The Federal Capital Territory has announced the breakout of Ditheria in parts of the city of Abuja.
Dr. Sadiq Abdulrahman, FCT Director, Public Health Department, announced the outbreak, at a news conference on Monday, in Abuja.
While addressing the news conference, Abdulrahman, said the disease had already killed a four-year-old, adding that outbreaks earlier recorded in Lagos, Ondo, and Kano states in January, had triggered a national response by the Nigeria Centre for Disease and Control.
The Director said the outbreak was confirmed after tests on samples of suspected cases in a community near Dei-Dei, came back positive.
“Two weeks ago, we got information from a community within the FCT of eight cases and that made our team to pick some samples.

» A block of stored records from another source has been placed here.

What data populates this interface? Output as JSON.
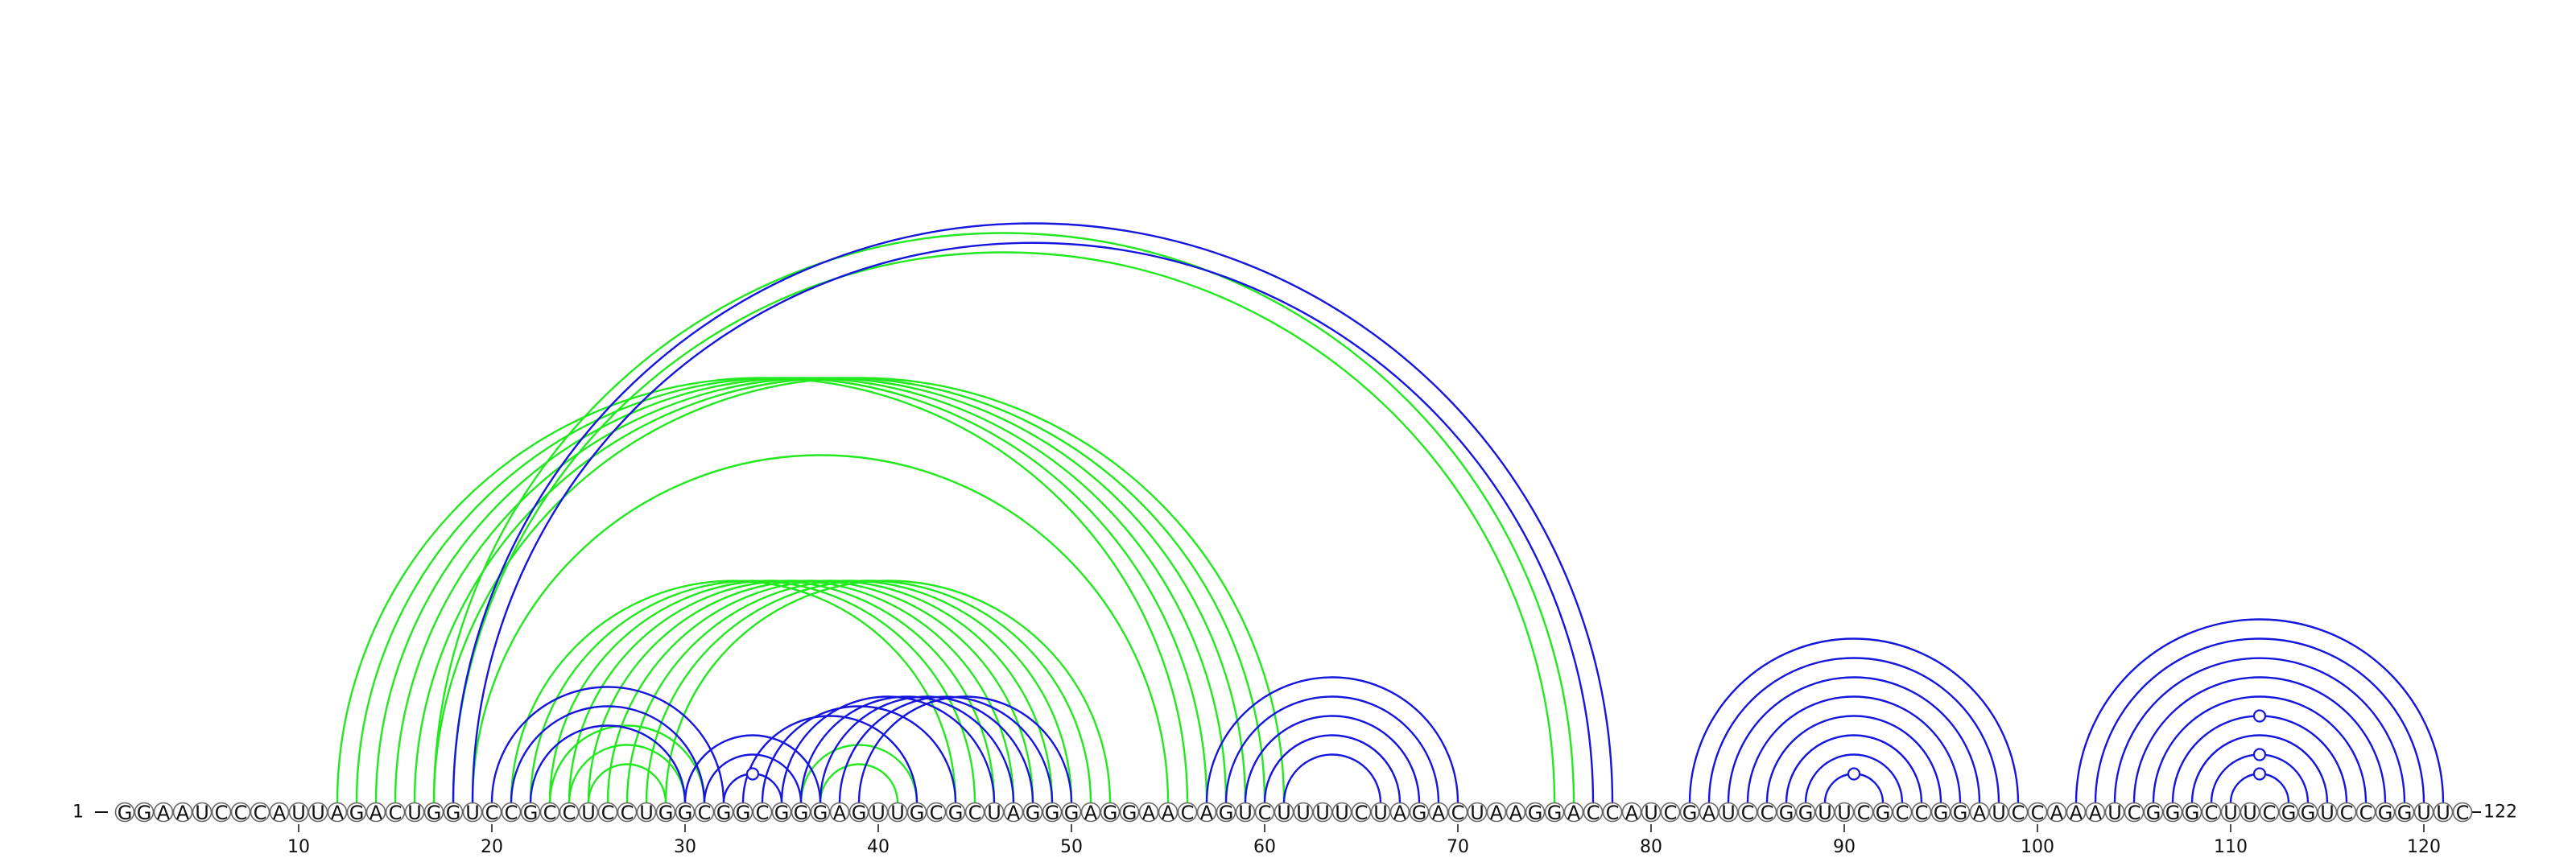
{
  "sequence": "GGAAUCCCAUUAGACUGGUCCGCCUCCUGGCGGCGGGAGUUGCGCUAGGGAGGAACAGUCUUUUCUAGACUAAGGACCAUCGAUCCGGUUCGCCGGAUCCAAAUCGGGCUUCGGUCCGGUUC",
  "start_label": "1",
  "end_label": "122",
  "ticks": [
    "10",
    "20",
    "30",
    "40",
    "50",
    "60",
    "70",
    "80",
    "90",
    "100",
    "110",
    "120"
  ],
  "colors": {
    "blue": "#1515dd",
    "green": "#22e81e",
    "circle_stroke": "#666666"
  },
  "blue_pairs": [
    [
      20,
      32
    ],
    [
      21,
      31
    ],
    [
      22,
      30
    ],
    [
      30,
      37
    ],
    [
      31,
      36
    ],
    [
      32,
      35
    ],
    [
      33,
      42
    ],
    [
      34,
      44
    ],
    [
      35,
      46
    ],
    [
      36,
      47
    ],
    [
      37,
      48
    ],
    [
      38,
      49
    ],
    [
      39,
      50
    ],
    [
      57,
      70
    ],
    [
      58,
      69
    ],
    [
      59,
      68
    ],
    [
      60,
      67
    ],
    [
      61,
      66
    ],
    [
      18,
      78
    ],
    [
      19,
      77
    ],
    [
      82,
      99
    ],
    [
      83,
      98
    ],
    [
      84,
      97
    ],
    [
      85,
      96
    ],
    [
      86,
      95
    ],
    [
      87,
      94
    ],
    [
      88,
      93
    ],
    [
      89,
      92
    ],
    [
      102,
      121
    ],
    [
      103,
      120
    ],
    [
      104,
      119
    ],
    [
      105,
      118
    ],
    [
      106,
      117
    ],
    [
      107,
      116
    ],
    [
      108,
      115
    ],
    [
      109,
      114
    ],
    [
      110,
      113
    ]
  ],
  "green_pairs": [
    [
      12,
      56
    ],
    [
      13,
      57
    ],
    [
      14,
      58
    ],
    [
      15,
      59
    ],
    [
      16,
      60
    ],
    [
      17,
      61
    ],
    [
      17,
      76
    ],
    [
      18,
      75
    ],
    [
      19,
      55
    ],
    [
      21,
      44
    ],
    [
      22,
      45
    ],
    [
      23,
      46
    ],
    [
      24,
      47
    ],
    [
      25,
      48
    ],
    [
      26,
      49
    ],
    [
      27,
      50
    ],
    [
      28,
      51
    ],
    [
      29,
      52
    ],
    [
      23,
      31
    ],
    [
      24,
      30
    ],
    [
      25,
      29
    ],
    [
      36,
      42
    ],
    [
      37,
      41
    ]
  ],
  "gu_pairs": [
    [
      32,
      35
    ],
    [
      89,
      92
    ],
    [
      110,
      113
    ],
    [
      109,
      114
    ],
    [
      107,
      116
    ]
  ]
}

“The samples were taken to the National Reference Laboratory, Gaduwa, and the NCDC, and one of the suspected cases came out positive,” he said.
He urged residents to report any strange symptoms, particularly respiratory challenges to relevant authorities and tasked them to maintain good personal hygiene.
Abdulrahman said the Department was collaborating with neighbouring states, to checkmate the spread of the disease through border surveillance.
Also, the Executive Secretary, FCT Primary Health Care Board, Dr. Yahaya Vatsa, warned that unvaccinated people who lived in crowded and unhygienic environments were at high risk of contracting the disease.
He urged residents to ensure that their children were fully vaccinated, in line with the National Childhood Immunization Schedule.
“To reduce the risk of contracting the disease, FCT residents are hereby advised to ensure that their children are fully vaccinated with three doses of the pentavalent vaccine. This is recommended in the National Childhood Immunisation Schedule,” he said.
Vatsa advised individuals with any of the signs and symptoms to isolate themselves and notify the FCT Disease Surveillance Notification Officer or the Emergency Operation Center, through the FCT Call Center toll-free lines.
Diphtheria is an infection caused by strains of a bacteria known as Corynebacterium Diphtheriae which produces toxins that cause difficulty in breathing, and heart rhythm problems, and could lead to death.